Two hours into sorting through old paperwork to see what needs to be retained and what can be shredded and jettisoned I came across pictures of my colon.
These lovely photos are from my last colonoscopy and are due to be updated around this October when I go back for my next one.
These 16 x 24 glossy glamour photos revealed a need for me to go on a three year cycle instead of five so I have a good nap to look forward to somewhere around this October.
It will mark the third time my GI gets to see my naked ass up close and personal but sadly he still hasn’t had the good manners to buy me dinner or to even offer a cocktail.
Anyhoo, not long after I filed the shots I came across a photo of my crooked finger and remembered the comments I received when I posted that on Facebook.

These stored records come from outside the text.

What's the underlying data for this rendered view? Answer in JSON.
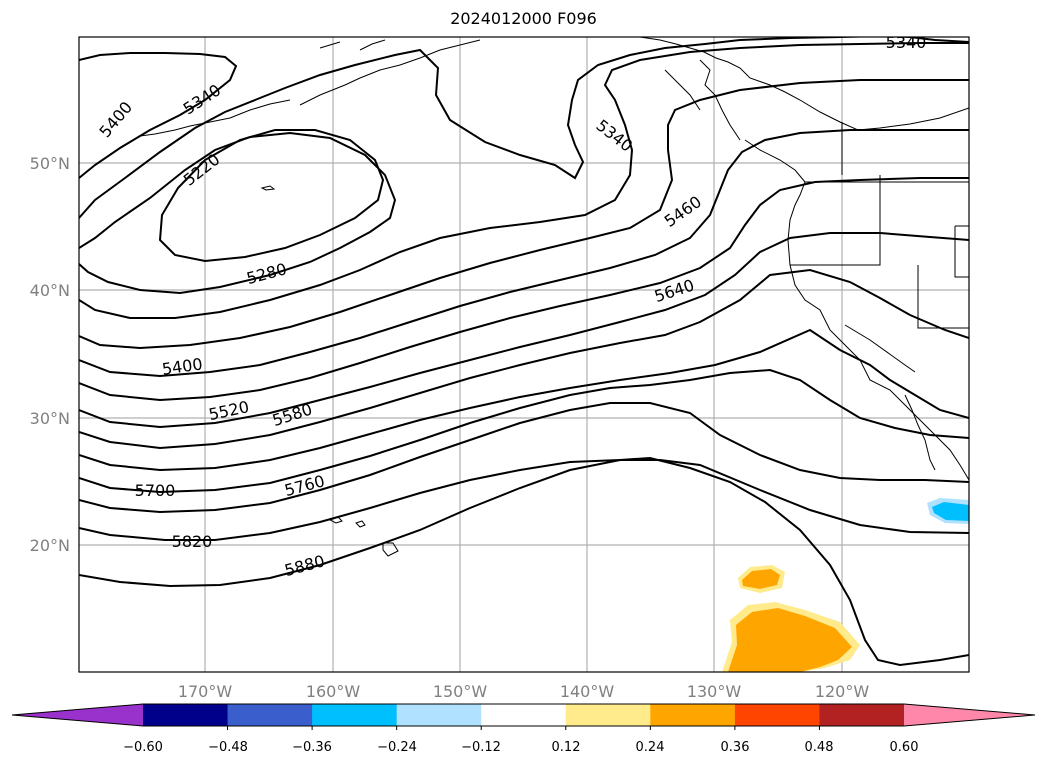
{
  "title": "2024012000 F096",
  "lat_labels": [
    "50°N",
    "40°N",
    "30°N",
    "20°N"
  ],
  "lon_labels": [
    "170°W",
    "160°W",
    "150°W",
    "140°W",
    "130°W",
    "120°W"
  ],
  "contour_labels": [
    "5400",
    "5340",
    "5220",
    "5340",
    "5340",
    "5460",
    "5280",
    "5640",
    "5400",
    "5520",
    "5580",
    "5700",
    "5760",
    "5820",
    "5880"
  ],
  "colorbar": {
    "ticks": [
      "−0.60",
      "−0.48",
      "−0.36",
      "−0.24",
      "−0.12",
      "0.12",
      "0.24",
      "0.36",
      "0.48",
      "0.60"
    ],
    "colors": [
      "#9932cc",
      "#00008b",
      "#3a5fcd",
      "#00bfff",
      "#b0e2ff",
      "#ffffff",
      "#ffeb8c",
      "#ffa500",
      "#ff4500",
      "#b22222",
      "#ff88aa"
    ]
  }
}
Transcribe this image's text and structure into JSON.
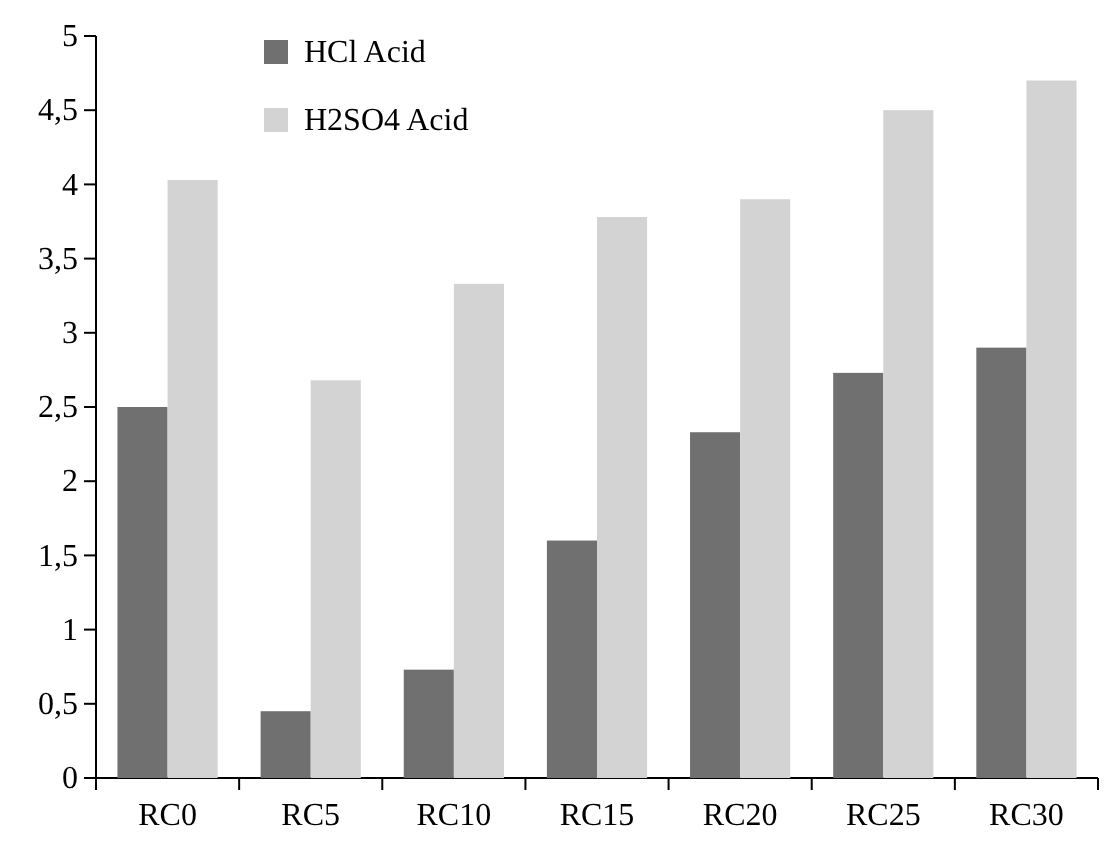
{
  "chart_data": {
    "type": "bar",
    "categories": [
      "RC0",
      "RC5",
      "RC10",
      "RC15",
      "RC20",
      "RC25",
      "RC30"
    ],
    "series": [
      {
        "name": "HCl Acid",
        "color": "#707070",
        "values": [
          2.5,
          0.45,
          0.73,
          1.6,
          2.33,
          2.73,
          2.9
        ]
      },
      {
        "name": "H2SO4 Acid",
        "color": "#d3d3d3",
        "values": [
          4.03,
          2.68,
          3.33,
          3.78,
          3.9,
          4.5,
          4.7
        ]
      }
    ],
    "ylim": [
      0,
      5
    ],
    "yticks": [
      0,
      {
        "value": 0.5,
        "label": "0,5"
      },
      1,
      {
        "value": 1.5,
        "label": "1,5"
      },
      2,
      {
        "value": 2.5,
        "label": "2,5"
      },
      3,
      {
        "value": 3.5,
        "label": "3,5"
      },
      4,
      {
        "value": 4.5,
        "label": "4,5"
      },
      5
    ],
    "grid": false,
    "legend": "top left"
  }
}
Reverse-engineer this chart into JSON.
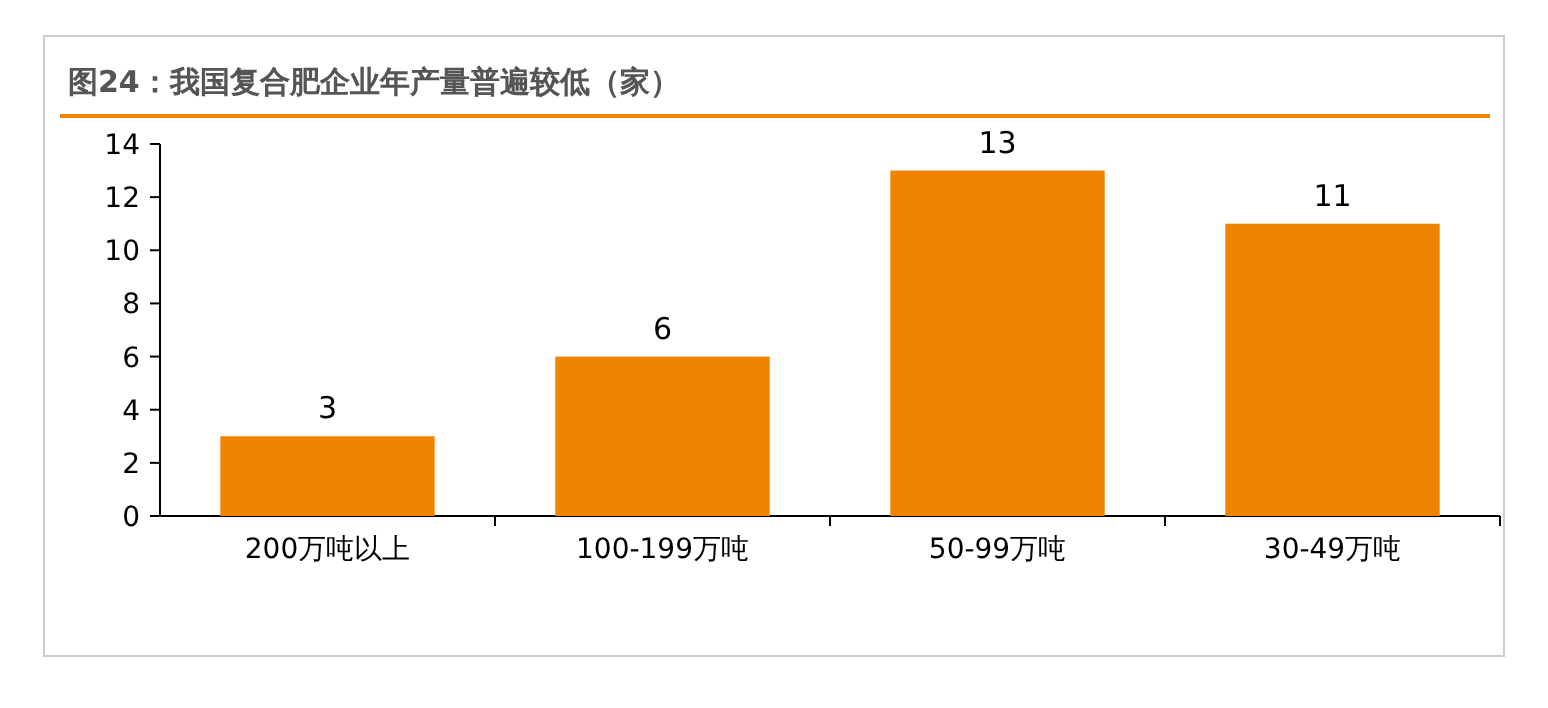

Don’t expect me to share the colon shots there too and not because some of you have alreadt seen me in all my glory. I have become a quiet and shy man in my almost middle age.
Rolling Through The Memories
That is me in the suit, all of 44 years old and to my right is the famous Big Lug we called Moose.
It’s about 16 years now since we last got to hang out and as I wrote earlier this week I talked with his little brother about what would happen if he needed to go cross that rainbow bridge too.
I promised him there was a 125 monster waiting for him who would tell him stories about all of the shenanigans he pulled and about what I was like when I was 25.
It threw me to realize that together they could cover 30 years and for a moment I wondered how could so much time have passed.
Thought about how sometimes I have trouble recognizing myself in the mirror and how other times I see exactly who I have always been.
It is the eyes, always in the eyes.
My little buddy has improved significantly since I wrote that post and the superstitious part of me almost hesitates to put that out there.
It has been a very rough week for some friends of mine, I know people who have lost children and even though my pal is part of the family it is different.
That being said I got excited when the mutt started barking at me because he wanted to go outside and expected to receive a treat.
We swapped stories about growing older and how some of it is harder than expected. I had an honest conversation with him and told him about what happened when my father told me he had agreed to have part of his leg amputated.
Dad told me it was a gamble that might pay off on extending his life. I asked him to be specific and he gave me the answer I knew he would.
He told me it was unknown. I don’t know if he knew I asked because I wanted to see if he would give me a rational response or if it would be something else.
I didn’t like hearing it but I didn’t argue against it and had he said something that I had thought was ridiculous I don’t know if I would have argued or not.
He was in complete control of his faculties and for that I have always been grateful. He knew us all to the end.
So I told my furry friend that I know there is a clock and that none of us will outrace it, not even those of us with four legs who can run like the wind.
But I said there is no rush and that we’d like to have as much quality time as we can get.
Thirty-Seven Years Later
This coming May will mark the 37th anniversary of this photo. The house it was taken in was torn down and rebuilt and some of the people who were at that party are gone too.
That guy in the photo was on the swim team and was the Editor-In-Chief of the high school newspaper. He thought he was going to graduate high school and spend his freshman year in Israel.
Afterwards he might go to the University of Arizona or UC Irvine because he had been admitted to both schools. He thought a bit about becoming a sports reporter or maybe going into law.
There were some other possibilities too, but at the moment that shot was taken time felt endless.
I am a decade older now than my parents were back when the photo was taken. It occurs to me it’s good that I haven’t ever tried to measure my life against theirs.
By the time my father was 55 two of his children were married and he was only a couple of years away from becoming a grandfather.
We all walk our paths and though there are similarities there are always big differences too.
Mitch Mitchell
You had a parking meter in your bedroom? Cool! I never saw a parking meter until I was in my early 20s, back in the days when a quarter gave you 30 minutes. So many things have changed since then; I hate growing up, especially because I’m not rich enough to change anything in my life right now.
Joshua Wilner
Good friends of mine threw a surprise party for my 18th birthday. That picture was taken then, but the party wasn’t at my house so that is not my parking meter.
Growing up in LA I saw meters from my earliest years, but I remember a couple of dimes being enough for a little time.
I hear you about not being rich enough to change things. That can be challenging.